Aristóteles hizo una pregunta ¿cuál es la diferencia entre el historiador y el poeta? Y también la respondió: el historiador cuenta las cosas como ocurrieron, mientras que el poeta, las cuenta como podrían ser. Aclaración, cuando Aristóteles habla del poeta lo entiende en un sentido amplio, es decir, no se refiere concretamente a quién escribe poemas como los de José Asunción Silva, Vicente Huidobro o María Mercedes Carranza, sino que lo entiende como aquel que se dedica a construir universos y artefactos, el poeta es un creador, un arquitecto de mundos posibles.

Basándome en esta premisa cuestioné a mi audiencia, a modo de invitación para que lo pensáramos juntos ¿por qué en buena parte del teatro que se hace en Colombia, hay tanta violencia explícita? Y la verdad, pese a que no tengo una respuesta lo suficientemente certera como para darle fin a la discusión, lo cierto es que me interesa más interrogar que responder. Pero los seres pensantes con los que me encontraba, en aquella conversación, hicieron sus apuestas: “hay que hablar de la violencia porque necesitamos hacer una catarsis”, dijeron unos. “El creador tiene que hablar de lo que le duele y le preocupa, el artista tiene esa sensibilidad” o “hay que hablar de eso porque, lamentablemente, hay mucha gente que todavía no se ha dado cuenta” dijeron los otros. “Sí, pero los artistas que hablan de nuestro conflicto y de la violencia no la vivieron en primera persona, deberían ser los que la vivieron en carne y hueso quienes deberían contarla”.

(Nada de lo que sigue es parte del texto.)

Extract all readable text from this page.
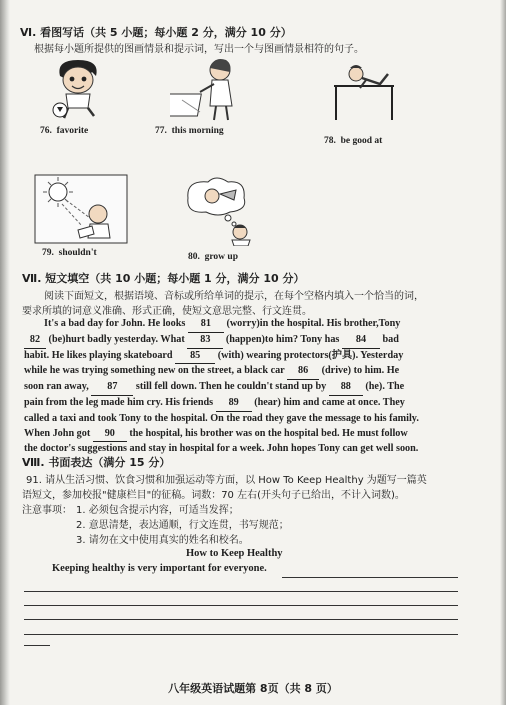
Ⅵ. 看图写话（共 5 小题；每小题 2 分，满分 10 分）
根据每小题所提供的图画情景和提示词，写出一个与图画情景相符的句子。
76. favorite	77. this morning
78. be good at
79. shouldn't	80. grow up
Ⅶ. 短文填空（共 10 小题；每小题 1 分，满分 10 分）
阅读下面短文，根据语境、音标或所给单词的提示，在每个空格内填入一个恰当的词，
要求所填的词意义准确、形式正确，使短文意思完整、行文连贯。
It's a bad day for John. He looks 81 (worry)in the hospital. His brother,Tony
82 (be)hurt badly yesterday. What 83 (happen)to him? Tony has 84 bad
habit. He likes playing skateboard 85 (with) wearing protectors(护具). Yesterday
while he was trying something new on the street, a black car 86 (drive) to him. He
soon ran away, 87 still fell down. Then he couldn't stand up by 88 (he). The
pain from the leg made him cry. His friends 89 (hear) him and came at once. They
called a taxi and took Tony to the hospital. On the road they gave the message to his family.
When John got 90 the hospital, his brother was on the hospital bed. He must follow
the doctor's suggestions and stay in hospital for a week. John hopes Tony can get well soon.
Ⅷ. 书面表达（满分 15 分）
91. 请从生活习惯、饮食习惯和加强运动等方面，以 How To Keep Healthy 为题写一篇英
语短文，参加校报"健康栏目"的征稿。词数：70 左右(开头句子已给出，不计入词数)。
注意事项： 1. 必须包含提示内容，可适当发挥；
2. 意思清楚，表达通顺，行文连贯，书写规范；
3. 请勿在文中使用真实的姓名和校名。
How to Keep Healthy
Keeping healthy is very important for everyone.
八年级英语试题第 8页（共 8 页）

Por otro lado, dije, si los medios de comunicación todos los días nos saturan con situaciones violentas e incluso mientras uno camina por la calle puede tener el infortunio de encontrarse con un asalto o pelea, con la violencia quiero decir ¿por qué el teatro vuelve a hablar de eso? ¿No es más de lo mismo? ¿En dónde queda el mundo posible, mejor dicho, qué pasa con la posibilidad de mostrarnos un universo paralelo en el que las cosas sean de otra manera? Entonces hubo silencio, pero el silencio de quién lo está pensando y necesita un momento para organizar sus ideas.

Cuestión similar planteó Santiago García agregando otra variable, ya que en su reflexión el problema no era si el teatro debería o no hablar de eso, sino ¿cómo y con cuáles mecanismos el teatro debería hablar de eso?

A mí el asunto me parece llamativo. Independiente de las posturas, porque creo que todas tienen algo de razón, lo que me genera suspicacia es hacer notar que más allá de nuestra realidad violenta como país, hay todo un territorio de posibilidades que ni siquiera estamos aludiendo. Es como si la realidad y los acontecimientos traumáticos de nuestra historia nos impidieran abrir otras rutas y caminos. No estoy diciendo que esté mal y en mi propio trabajo caigo en lo mismo. Solo estoy preguntando ¿qué habrá más allá de eso? Y ¿por qué nos cuesta transgredir el relato de que la realidad es así? ¿Cómo podría ser?